Völlig offen ist, welche Strategie am Ende zum Erfolg führt. Während Bonn eine große Show im Europaviertel inszenierte und der ehemalige NRW-Ministerpräsident Wolfgang Clement als Sonderbeauftragter durch die Hauptstädte tingelt, gibt sich die hessische Landesregierung zurückhaltend. Frankfurt hat einen hübschen Bewerbungsfilm angefertigt, in dem Skater durch die Hochhausschluchten rollen und Jetskifahrer den Main entlangbrettern, als wären sie in Miami Beach. Entscheidend sei aber nicht, ob Brüsseler Lobbyisten sich Frankfurt als Sitz der Bankenaufsicht vorstellen können, heißt es in Wiesbaden, sondern die Entscheider in den Hauptstädten.
Entsprechend klandestin gehen die Hessen vor. Ministerpräsident Volker Bouffier konnte den ehemaligen Bundesfinanzminister Theo Waigel gewinnen, seine Kontakte zu Notenbankchefs und Finanzministern für die Sache Frankfurts spielen zu lassen. Bouffier selbst machte Kommissionschef Juncker vor Monaten seine Aufwartung. Auch Wolfgang Schäuble lässt sich für die Kampagne einspannen.

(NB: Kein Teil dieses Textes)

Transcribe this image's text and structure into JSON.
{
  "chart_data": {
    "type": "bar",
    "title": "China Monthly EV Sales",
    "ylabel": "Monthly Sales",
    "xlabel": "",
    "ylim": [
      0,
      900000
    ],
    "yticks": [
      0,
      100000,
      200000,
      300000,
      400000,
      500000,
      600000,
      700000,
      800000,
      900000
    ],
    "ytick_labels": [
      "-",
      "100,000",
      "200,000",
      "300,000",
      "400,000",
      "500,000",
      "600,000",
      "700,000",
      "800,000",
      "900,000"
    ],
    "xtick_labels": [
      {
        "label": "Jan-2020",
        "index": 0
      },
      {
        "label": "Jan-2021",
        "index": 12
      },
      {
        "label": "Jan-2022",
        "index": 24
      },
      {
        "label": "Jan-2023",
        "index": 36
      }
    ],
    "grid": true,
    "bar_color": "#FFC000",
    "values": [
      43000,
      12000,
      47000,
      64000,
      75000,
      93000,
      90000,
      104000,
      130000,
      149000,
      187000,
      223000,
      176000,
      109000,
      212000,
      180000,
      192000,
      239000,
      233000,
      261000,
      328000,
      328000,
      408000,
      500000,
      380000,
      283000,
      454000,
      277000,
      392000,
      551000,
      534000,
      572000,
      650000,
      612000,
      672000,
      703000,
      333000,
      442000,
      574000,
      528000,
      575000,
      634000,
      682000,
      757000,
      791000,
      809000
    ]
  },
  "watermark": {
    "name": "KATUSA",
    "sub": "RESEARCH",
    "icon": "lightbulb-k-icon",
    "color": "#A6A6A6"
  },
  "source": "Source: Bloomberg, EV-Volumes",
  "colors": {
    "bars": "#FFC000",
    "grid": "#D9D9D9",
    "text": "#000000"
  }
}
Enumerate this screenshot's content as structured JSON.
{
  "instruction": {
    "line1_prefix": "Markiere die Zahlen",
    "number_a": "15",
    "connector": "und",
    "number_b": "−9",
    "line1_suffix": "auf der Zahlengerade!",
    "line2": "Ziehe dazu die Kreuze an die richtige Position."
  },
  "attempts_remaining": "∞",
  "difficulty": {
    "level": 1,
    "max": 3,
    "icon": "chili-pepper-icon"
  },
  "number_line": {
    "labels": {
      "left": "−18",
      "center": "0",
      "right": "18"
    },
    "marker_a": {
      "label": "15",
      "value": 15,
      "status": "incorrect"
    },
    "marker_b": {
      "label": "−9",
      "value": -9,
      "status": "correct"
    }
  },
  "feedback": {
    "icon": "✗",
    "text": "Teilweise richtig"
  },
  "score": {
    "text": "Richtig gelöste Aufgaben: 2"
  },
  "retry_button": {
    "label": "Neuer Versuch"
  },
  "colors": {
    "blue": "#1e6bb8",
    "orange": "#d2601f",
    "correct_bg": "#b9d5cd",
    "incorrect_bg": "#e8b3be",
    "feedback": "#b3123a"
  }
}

Einem Gegner wie einst Silvio Berlusconi wären aber wohl auch sie nicht gewachsen. Unvergessen ist, wie der damalige italienische Premier beim Gipfel im belgischen Schloss Laeken 2001 Helsinki als Standort der Behörde für Lebensmittelsicherheit aus dem Rennen schoss. "Die Finnen", empörte sich Berlusconi, "wissen doch nicht einmal, was Prosciutto ist". Nach zwei Jahren Blockade und, wie manche sagen, etlichen Gratisproben italienischen Schinkens, landete die Lebensmittelbehörde schließlich dort, wo Berlusconi sie von Anfang an haben wollte – in Parma.